NEF ranked Germany as the group’s most financially resilient, followed by Japan, France, Italy, Canada, the USA and the UK.
Germany was given a resilience rating of 73 out of 100, while the UK scored 27. The US was the next worst ranked country, scoring 56 out of 100.
The study defines financial resilience as “the capacity of the financial system to adapt in response to both short-term shocks and long-term changes in economic, social and ecological conditions while continuing to fulfil its functions in serving the real economy.”
— NEF (@NEF) June 2, 2015
NEF focused on banking in particular, because its activities pose a unique risk to greater financial resilience.
NEF’s report, titled Financial System Resilience Index, found the UK’s financial resilience dropped significantly in the early 2000s.
Despite a small improvement since 2008, Britain is still not close to bridging the gap with its nearest competitors.
Economist Josh Ryan-Collins, co-author of the report, told RT the UK “it not well placed to survive another major financial crisis.”
“Our financial system is excessively large compared to the real economy and highly exposed on both the asset and liability side to the shadow banking system,” he said.
Ryan-Collins said the government has not done enough to reform banks since the 2008 crash.
“Today we have a more concentrated and less diverse banking system than we did before the crisis, still dominated by 5 large banks with essentially the same business model focused on short-term returns and real estate lending.”
“Serious structural reform, such as breaking up the big banks in to regional SME-focused banks, is required to create a stronger financial system,” he added.
Toby Greenham, Head of Economy and Finance at the New Economics Foundation (NEF) said in a statement: “Without real structural reform, we remain extremely vulnerable to future financial storms.
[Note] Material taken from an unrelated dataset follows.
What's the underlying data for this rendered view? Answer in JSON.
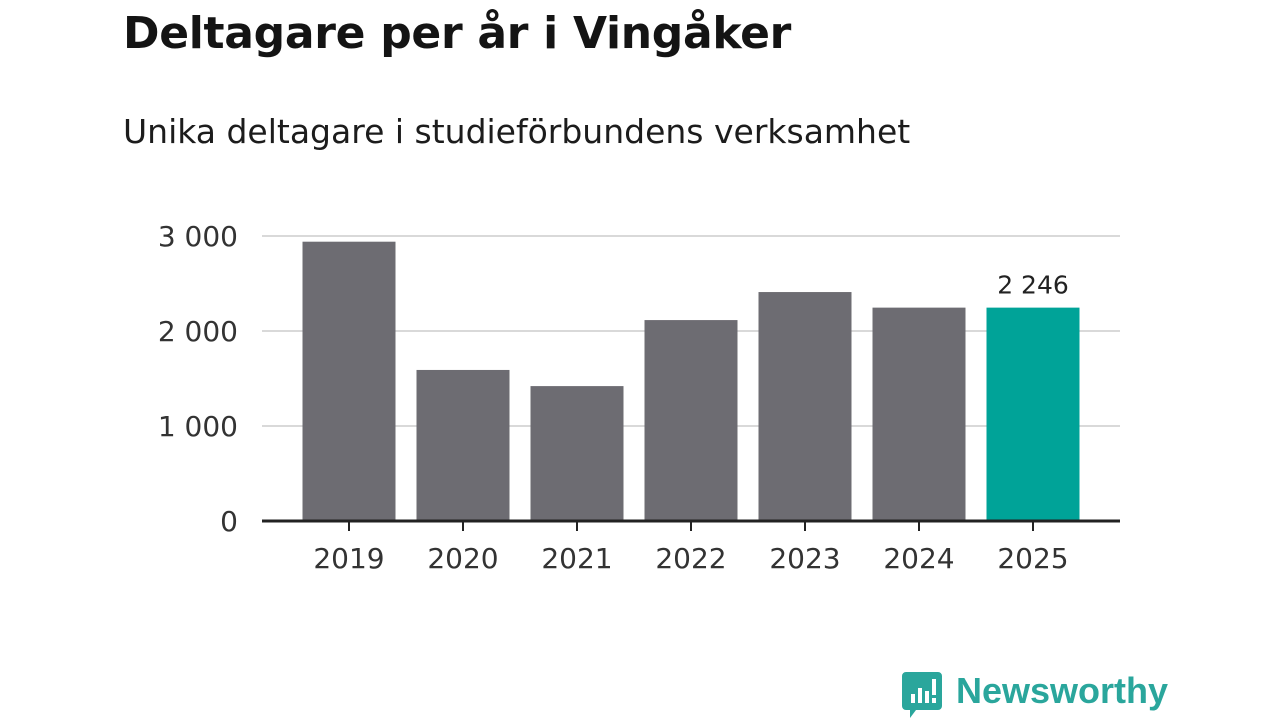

“Yet even the limited progress made since 2008 now seems at risk of being unpicked by lobbying from the big banks.
“Far from being done and dusted, banking reform is serious unfinished business for the new government and there can be absolutely no room for complacency,” he added.
Regulatory changes brought in since the crisis include requiring banks to hold more capital and erecting a ‘ring-fence’ separating retail and investment arms.
These new regulations are at risk due to lobbying from the banking industry, Greenham said.
Speaking to RT, British economist Michael Burke said the report “highlights the scale of the continued banking crisis in Britain.”
“Nothing has been done about the too-big-to-fail banks, who are increasingly dependent on speculation on the housing market in a weak overall economy.”
Burke proposed full nationalization in order to bring the banks under control.
He also called for capital limits to direct money away from speculation and toward “productive investment,” and an end to bonuses and shareholder dividends until the banks’ balance sheets are “repaired.”
NEF call on regulatory bodies to separate high street banks from investment banks, a policy US President Franklin D. Roosevelt carried out during the Great Depression.
They also advise promoting bank diversity by increasing competition in the sector and encouraging peer-to-peer lending, where savers loan money directly to individuals or small businesses.
President of Kellogg College at University of Oxford Professor Jonathan Michie warned that rebalancing the UK’s financial sector is as “important and urgent as ever.”
“Without serious and concerted action, we risk sleepwalking into another financial crisis,” he said.